If you paid your credit card balance in full before requesting the refund, your account may show a negative balance when the refund posts. In this case, a negative balance is actually a plus: It means you have a credit on your account. What can you do with a negative balance?
- Spend it. Your card issuer will use the credit to cover your charges until it's used up.
- Request a refund. You can also ask your card company to issue a paper check or transfer the extra funds to your bank account.
When Returning Items Can Affect Your Credit
Returning an item you paid for by credit card can improve your credit utilization rate and possibly help your credit score. To understand how this works, let's rewind to the beginning.
When you used your card to pay for your original purchase, particularly a large purchase, you added to your card balance and increased your credit utilization. This increase may have caused your credit score to drop. Returning your item for a refund reverses the process, lowers your credit utilization and could raise your credit score (or restore it to roughly its pre-purchase level, all else being equal).
Credit Utilization and Your Credit Score
What exactly is credit utilization? Credit utilization is your credit card balance divided by your credit limit: It reflects the amount of available credit you're using.
Example: Say you have a credit card with a $5,000 credit limit and you're carrying a balance of $2,000. Your credit utilization is 40% ($2,000 divided by $5,000).
Most experts recommend keeping your credit utilization ratio below 30% to avoid hurting your credit scores, and below 10% to maintain the best scores.

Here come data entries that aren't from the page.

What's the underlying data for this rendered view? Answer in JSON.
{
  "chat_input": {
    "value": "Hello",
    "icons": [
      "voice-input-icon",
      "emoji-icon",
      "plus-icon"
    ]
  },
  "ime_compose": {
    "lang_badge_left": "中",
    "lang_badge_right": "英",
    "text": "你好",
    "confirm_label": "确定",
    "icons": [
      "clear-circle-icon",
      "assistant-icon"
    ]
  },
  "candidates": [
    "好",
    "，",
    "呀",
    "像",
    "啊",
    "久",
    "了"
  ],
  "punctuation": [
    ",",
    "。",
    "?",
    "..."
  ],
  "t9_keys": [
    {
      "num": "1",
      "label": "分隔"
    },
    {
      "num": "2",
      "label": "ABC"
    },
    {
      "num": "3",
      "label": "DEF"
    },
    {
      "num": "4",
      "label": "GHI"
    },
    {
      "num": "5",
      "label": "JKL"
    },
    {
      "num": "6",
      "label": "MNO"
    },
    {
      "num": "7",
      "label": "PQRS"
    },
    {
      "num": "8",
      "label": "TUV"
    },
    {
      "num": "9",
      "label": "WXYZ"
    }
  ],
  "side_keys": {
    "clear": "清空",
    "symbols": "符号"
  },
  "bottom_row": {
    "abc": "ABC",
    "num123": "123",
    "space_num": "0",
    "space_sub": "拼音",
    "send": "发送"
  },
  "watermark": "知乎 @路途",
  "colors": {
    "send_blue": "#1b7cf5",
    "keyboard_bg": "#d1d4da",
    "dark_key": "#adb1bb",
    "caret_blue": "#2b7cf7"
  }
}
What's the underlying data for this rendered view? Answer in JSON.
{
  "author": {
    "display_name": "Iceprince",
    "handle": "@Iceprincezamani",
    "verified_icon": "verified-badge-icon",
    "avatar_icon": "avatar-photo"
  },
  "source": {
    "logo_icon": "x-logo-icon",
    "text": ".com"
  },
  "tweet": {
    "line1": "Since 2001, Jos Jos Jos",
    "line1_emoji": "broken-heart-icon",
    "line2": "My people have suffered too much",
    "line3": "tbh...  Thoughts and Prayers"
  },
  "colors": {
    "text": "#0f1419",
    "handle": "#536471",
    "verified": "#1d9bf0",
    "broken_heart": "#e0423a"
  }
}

In our example, returning an item for a $500 refund could reduce your card balance to $1,500, or 30% of your available credit. Since credit utilization accounts for about 30% of your FICO® Score☉ , a $500 refund could have a significant impact.
Learn more >> Complete Guide to Credit Scores
Tip: Pay Your Bill on Time
Here's an additional pitfall to avoid: Don't forget to pay your regular monthly credit card bill regardless of what's happening with your refund. Card issuers don't count a refund as a payment on your account. As long as your account shows a balance, you should still make your monthly payment on your regular due date.

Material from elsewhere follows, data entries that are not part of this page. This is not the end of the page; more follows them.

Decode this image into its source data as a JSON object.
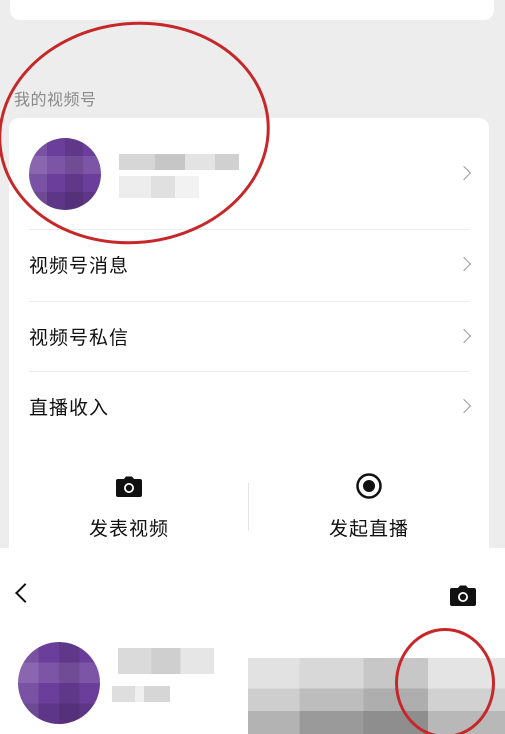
{
  "section": {
    "label": "我的视频号"
  },
  "menu": {
    "items": [
      {
        "label": "视频号消息"
      },
      {
        "label": "视频号私信"
      },
      {
        "label": "直播收入"
      }
    ]
  },
  "actions": {
    "post_video": {
      "label": "发表视频",
      "icon": "camera-icon"
    },
    "start_live": {
      "label": "发起直播",
      "icon": "live-record-icon"
    }
  },
  "profile_page": {
    "back_icon": "chevron-left-icon",
    "camera_icon": "camera-icon"
  },
  "colors": {
    "background": "#ededed",
    "card": "#ffffff",
    "annotation": "#c6282a",
    "avatar": "#6a3e9a"
  }
}
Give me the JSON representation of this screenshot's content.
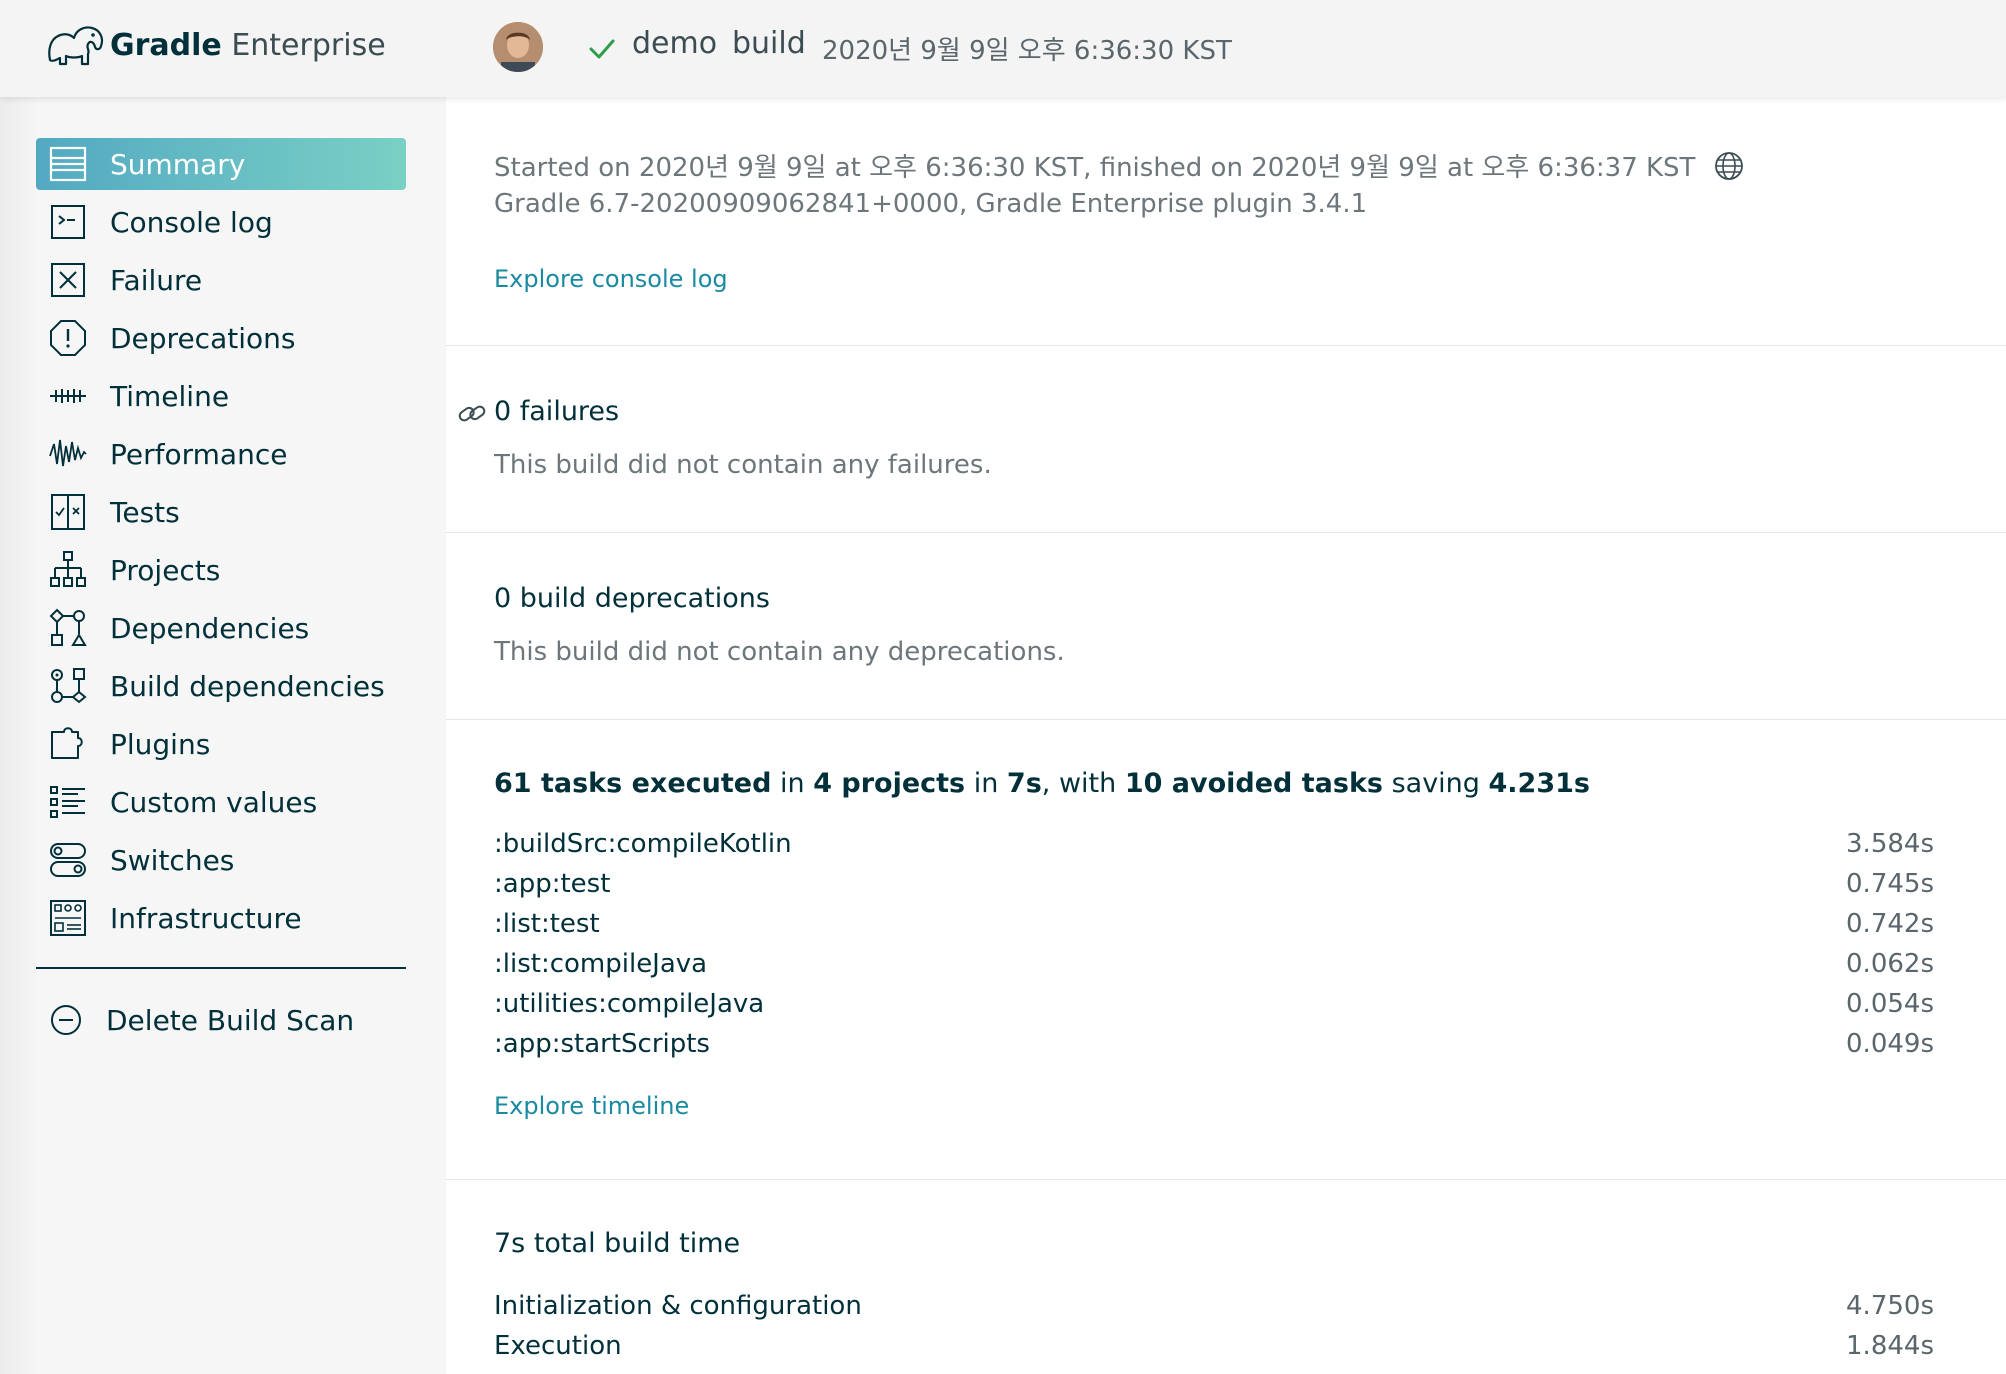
{
  "header": {
    "brand": "Gradle",
    "product": "Enterprise",
    "project": "demo",
    "task": "build",
    "timestamp": "2020년 9월 9일 오후 6:36:30 KST"
  },
  "sidebar": {
    "items": [
      {
        "label": "Summary",
        "icon": "summary-icon",
        "active": true
      },
      {
        "label": "Console log",
        "icon": "console-icon"
      },
      {
        "label": "Failure",
        "icon": "failure-icon"
      },
      {
        "label": "Deprecations",
        "icon": "deprecations-icon"
      },
      {
        "label": "Timeline",
        "icon": "timeline-icon"
      },
      {
        "label": "Performance",
        "icon": "performance-icon"
      },
      {
        "label": "Tests",
        "icon": "tests-icon"
      },
      {
        "label": "Projects",
        "icon": "projects-icon"
      },
      {
        "label": "Dependencies",
        "icon": "dependencies-icon"
      },
      {
        "label": "Build dependencies",
        "icon": "build-dependencies-icon"
      },
      {
        "label": "Plugins",
        "icon": "plugins-icon"
      },
      {
        "label": "Custom values",
        "icon": "custom-values-icon"
      },
      {
        "label": "Switches",
        "icon": "switches-icon"
      },
      {
        "label": "Infrastructure",
        "icon": "infrastructure-icon"
      }
    ],
    "delete_label": "Delete Build Scan"
  },
  "summary": {
    "started_text": "Started on 2020년 9월 9일 at 오후 6:36:30 KST, finished on 2020년 9월 9일 at 오후 6:36:37 KST",
    "versions_text": "Gradle 6.7-20200909062841+0000,  Gradle Enterprise plugin 3.4.1",
    "console_link": "Explore console log"
  },
  "failures": {
    "title": "0 failures",
    "message": "This build did not contain any failures."
  },
  "deprecations": {
    "title": "0 build deprecations",
    "message": "This build did not contain any deprecations."
  },
  "tasks": {
    "executed": "61 tasks executed",
    "in1": " in ",
    "projects": "4 projects",
    "in2": " in ",
    "duration": "7s",
    "with": ", with ",
    "avoided": "10 avoided tasks",
    "saving": " saving ",
    "saved": "4.231s",
    "rows": [
      {
        "name": ":buildSrc:compileKotlin",
        "time": "3.584s"
      },
      {
        "name": ":app:test",
        "time": "0.745s"
      },
      {
        "name": ":list:test",
        "time": "0.742s"
      },
      {
        "name": ":list:compileJava",
        "time": "0.062s"
      },
      {
        "name": ":utilities:compileJava",
        "time": "0.054s"
      },
      {
        "name": ":app:startScripts",
        "time": "0.049s"
      }
    ],
    "timeline_link": "Explore timeline"
  },
  "build_time": {
    "title": "7s total build time",
    "rows": [
      {
        "name": "Initialization & configuration",
        "time": "4.750s"
      },
      {
        "name": "Execution",
        "time": "1.844s"
      }
    ]
  },
  "colors": {
    "accent_start": "#53a9c2",
    "accent_end": "#79d0c4",
    "text": "#02303a",
    "link": "#1a8aa1",
    "success": "#2e9c4c"
  }
}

If you miss your regular payment date, you could be on the hook for late payment fees and penalty interest rates on your account. Your card issuer will also report a 30-day late payment to credit reporting agencies. A late payment has a negative effect on your credit score and stays on your credit report for up to seven years.
Do You Lose Rewards on Returned Purchases?

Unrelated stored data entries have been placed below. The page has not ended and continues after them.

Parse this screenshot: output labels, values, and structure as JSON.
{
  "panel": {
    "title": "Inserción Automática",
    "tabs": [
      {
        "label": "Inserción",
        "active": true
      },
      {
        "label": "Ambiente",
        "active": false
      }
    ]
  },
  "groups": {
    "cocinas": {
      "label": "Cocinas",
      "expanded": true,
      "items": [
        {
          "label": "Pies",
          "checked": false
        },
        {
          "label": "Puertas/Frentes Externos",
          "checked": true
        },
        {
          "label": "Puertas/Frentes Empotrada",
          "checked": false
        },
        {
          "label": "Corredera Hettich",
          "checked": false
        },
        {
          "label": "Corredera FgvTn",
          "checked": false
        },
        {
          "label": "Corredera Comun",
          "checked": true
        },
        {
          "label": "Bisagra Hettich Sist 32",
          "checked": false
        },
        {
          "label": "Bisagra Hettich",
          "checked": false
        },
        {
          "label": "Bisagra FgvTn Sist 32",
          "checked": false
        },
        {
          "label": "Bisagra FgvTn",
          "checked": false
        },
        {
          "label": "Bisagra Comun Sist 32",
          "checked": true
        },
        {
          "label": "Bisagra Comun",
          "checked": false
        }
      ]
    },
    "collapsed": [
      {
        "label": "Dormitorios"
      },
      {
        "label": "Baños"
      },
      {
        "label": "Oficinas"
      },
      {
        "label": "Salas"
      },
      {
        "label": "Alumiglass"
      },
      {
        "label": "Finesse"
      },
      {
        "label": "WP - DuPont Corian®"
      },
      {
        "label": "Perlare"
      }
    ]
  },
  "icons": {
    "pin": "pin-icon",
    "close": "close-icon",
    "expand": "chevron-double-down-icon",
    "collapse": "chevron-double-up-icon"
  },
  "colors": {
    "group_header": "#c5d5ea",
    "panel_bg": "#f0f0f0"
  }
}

Rewards points and cash back rewards are forfeited when your credit card is refunded. Anytime a charge is reversed, the points or cash back you earned from the transaction is deducted from your rewards account.
What if You Already Used the Rewards?
If you've already used your points or miles, or redeemed cash back, your rewards account may show a negative balance. As you earn rewards going forward, your account balance will increase, eventually moving back into positive territory.
Can You Keep Rewards After a Return?
One way to keep rewards when returning an item is to accept store credit instead of having money refunded to your credit card. By doing this, you keep your original transaction (and the rewards that came with it) intact. This is probably only worth doing if you're certain you'll use the store credit in the foreseeable future. Otherwise, you run the risk of letting your refund money sit idle as store credit while your credit card balance remains.
The Bottom Line
Ideally, returning an unwanted item for a refund should undo any consequences that may have come from making a big purchase on your card in the first place. You'll have to forgo the thing you bought and any rewards that came with your purchase, but your account balance should drop back to where it was before—and your credit should bounce back as well.
The process from return to completed refund can take some time. Shipping the item back to the merchant, waiting for the merchant to process the return and finally watching for your refund to post may add up to a week or longer. When the dust settles, check up on your credit report and score for free with Experian to see where your credit stands.